In a key ruling Friday, a federal appeals court in Washington, DC, vacated a FERC order that imposed new natural gas quality and interchangeability standards on gas entering Florida Gas Transmission’s (FGT) market area, primarily Florida, from the western end of the pipeline (see Daily GPI, April 13, 2006).

In the same decision, the court upheld a 2007 order by the Federal Energy Regulatory Commission (FERC) against establishing a mechanism in interstate pipeline tariffs that would provide for recovery of costs for testing, remediation and repair that may be necessary to accommodate the introduction of revaporized liquefied natural gas (LNG) into FGT’s pipeline system that meets the approved standards for gas quality and interchangeability (see Daily GPI, April 20, 2007).

FGT challenged the “geographic scope” of the new standards in the order, which imposed new standards on gas in FGT’s market area, but also on the commingled stream of natural gas already flowing through the FGT system where it enters the market area from the pipeline’s western leg, which begins at the Alabama-Florida state line.

FGT sought approval of its proposed LNG-related standards for only its eastern leg. The FGT pipeline is jointly owned by CrossCountry Energy and El Paso Corp., and its system extends from South Texas to south Florida.

“Despite a complete lack of evidence that [FGT’s] Western Division gas caused operational problems, the Commission determined that the new standards would apply to natural gas flowing from the Western Division where it entered the market area. Florida Gas argues that the Commission did not make the requisite findings to support this decision. We agree,” said a three-judge panel with the U.S. Court of Appeals with the District of Columbia Circuit.

“The Commission explicitly found that there was no evidence that Western Division gas had ever caused problems in the Western Division or the market area. Thus the Commission had no Section 5 authority to impose the new standards on gas flowing from the Western Division into the market are,” the court said.

The court called FERC’s decision “arbitrary, capricious and not in accordance with law.” It thus granted Florida Gas’ petition and vacated the Commission’s orders that imposed new standards on gas from FGT’s western leg entering into its market area.

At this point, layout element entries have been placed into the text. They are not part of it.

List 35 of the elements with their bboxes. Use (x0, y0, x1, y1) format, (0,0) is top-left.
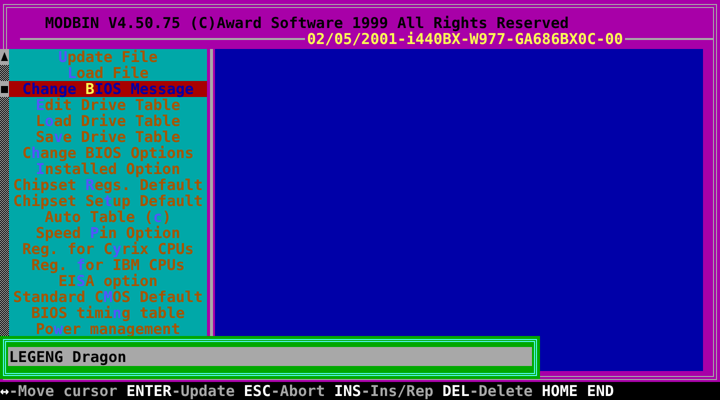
key-name: ESC (244, 383, 271, 399)
menu-item[interactable]: Load File (9, 65, 207, 81)
menu-item[interactable]: BIOS timing table (9, 305, 207, 321)
program-title: MODBIN V4.50.75 (C)Award Software 1999 All Rights Reserved (44, 15, 569, 31)
menu-item[interactable]: Speed Pin Option (9, 225, 207, 241)
menu-item[interactable]: Edit Drive Table (9, 97, 207, 113)
menu-item[interactable]: Installed Option (9, 161, 207, 177)
key-description: -Ins/Rep (361, 383, 434, 399)
menu-item[interactable]: Change BIOS Message (9, 81, 207, 97)
menu-item[interactable]: Standard CMOS Default (9, 289, 207, 305)
scrollbar[interactable] (0, 49, 9, 337)
key-description: -Delete (470, 383, 533, 399)
key-name: HOME (542, 383, 578, 399)
key-description: -Move cursor (9, 383, 118, 399)
menu-item[interactable]: Reg. for Cyrix CPUs (9, 241, 207, 257)
key-name: END (586, 383, 614, 399)
key-description: -Update (172, 383, 235, 399)
menu-item[interactable]: Auto Table (c) (9, 209, 207, 225)
menu-item[interactable]: Save Drive Table (9, 129, 207, 145)
menu-item[interactable]: Chipset Setup Default (9, 193, 207, 209)
menu-item[interactable]: EISA option (9, 273, 207, 289)
key-description: -Abort (270, 383, 326, 399)
menu-item[interactable]: Update File (9, 49, 207, 65)
bios-id: 02/05/2001-i440BX-W977-GA686BX0C-00 (306, 31, 624, 47)
message-input-field[interactable]: LEGENG Dragon (8, 347, 532, 366)
menu-item[interactable]: Chipset Regs. Default (9, 177, 207, 193)
key-name: INS (334, 383, 362, 399)
key-name: DEL (442, 383, 470, 399)
key-name: ENTER (126, 383, 172, 399)
menu-item[interactable]: Load Drive Table (9, 113, 207, 129)
menu-item[interactable]: Reg. for IBM CPUs (9, 257, 207, 273)
menu-item[interactable]: Change BIOS Options (9, 145, 207, 161)
menu-item[interactable]: Power management (9, 321, 207, 337)
key-name: ↔ (0, 383, 10, 399)
scroll-thumb[interactable] (0, 81, 9, 97)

The case stemmed from a complaint filed in April 2004 in which AES Ocean Express accused FGT of imposing overly restrictive gas quality/interchangeability requirements on AES Ocean in its effort to obtain an interconnection with FGT. AES Ocean claimed that FGT’s “onerous” conditions were frustrating its plans to construct the Bahamas-to-Florida pipeline to deliver regasified LNG to the southern Florida market. — a project that has never been realized.

The court rejected Florida Power & Light’s challenge to FERC’s decision for not establishing a mechanism for the recovery of mitigation costs. In justifying its action, FERC “asserted that it lacked jurisdiction to require non jurisdictional parties (LNG suppliers and shippers) to reimburse mitigation costs incurred by other non jurisdictional parties (electric generators and local distribution companies),” and it “maintained that it had already considered end-user mitigation costs in developing the new standards and consequently adopted standards that would not impose excessive mitigation costs.”

The judges said they “[found] the Commission’s jurisdictional rationale convincing. The Commission has no direct jurisdiction over the parties from which Florida Power seeks compensation. And the Commission cannot use its Section 7 conditioning power to exercise direct control over non jurisdictional parties.

“Even assuming the Commission had jurisdiction to establish a cost-recovery mechanisms, as Florida Power contends, it [FERC] provided an adequate alternate rationale for refusing to establish any cost-recovery mechanism. In short the Commission explained that it already addressed the mitigation cost issue by adopting new interchangeability standards that would not impose excessive costs on electric generators. This explanation provides an independent justification for the Commission’s decision to eschew any cost-recovery mechanism. Thus the Commission has adequately explained its reasons for refusing to establish a cost-recovery mechanism for en-user mitigation costs,” the court said.